Hola! My name is Oscar Mañas. I am a PhD Candidate at Mila and Université de Montréal, advised by Prof. Aishwarya Agrawal. I am also a Visiting Researcher at Meta FAIR, advised by Dr. Michal Drozdzal and Prof. Adriana Romero.

My research explores the intersection of computer vision and natural language processing. I believe that AI systems should have a holistic understanding of their environment, mirroring human perception and understanding. This requires seamless integration of multiple sensory modalities, with vision and language emerging as particularly significant and complementary: vision provides raw perceptual data, while language is an abstract human construct for efficient communication. Together, these modalities are essential for solving AI-complete problems. My work focuses on advancing multimodal vision-language generative models, i.e., models capable of generating images and/or text conditioned on multimodal inputs.

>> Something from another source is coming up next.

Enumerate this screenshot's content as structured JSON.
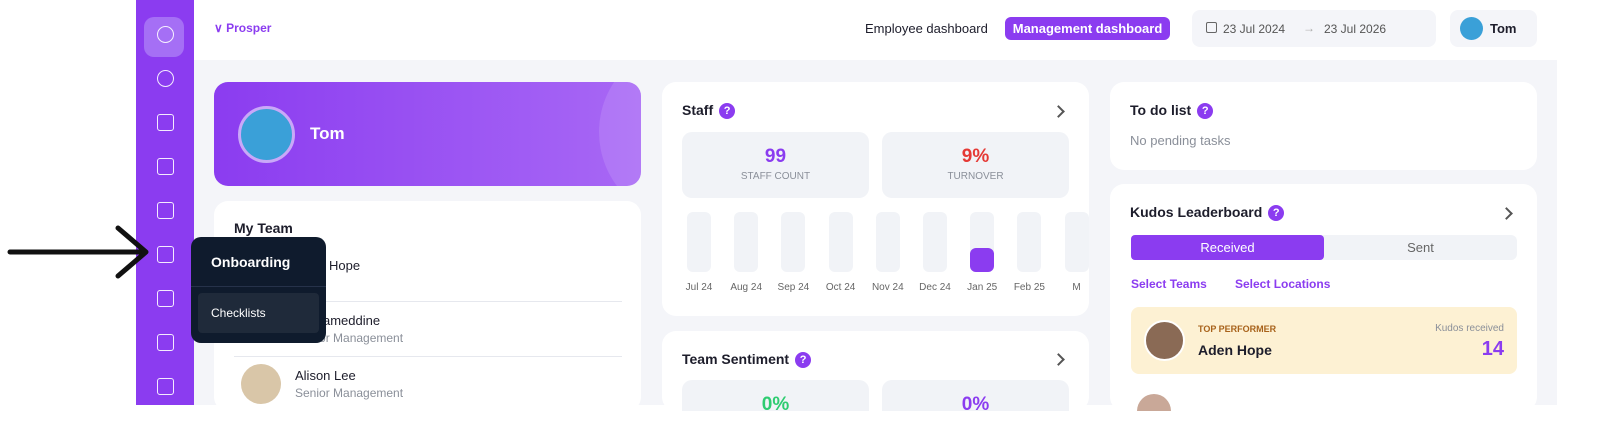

Previously, I was a Research Intern at Element AI in Montreal, advised by Dr. Pau Rodríguez and Dr. David Vázquez. I obtained a M.Sc. in Computer Vision from Universitat Autònoma de Barcelona, and I carried out my master’s thesis at the Image Processing Group advised by Prof. Xavier Giró. Before, I obtained a B.Sc. in Computer Science from Universitat Politècnica de Catalunya, and I carried out my bachelor’s thesis at the Architectures and Compilers Group advised by Prof. Antonio Gonzalez and Dr. Jose-Maria Arnau.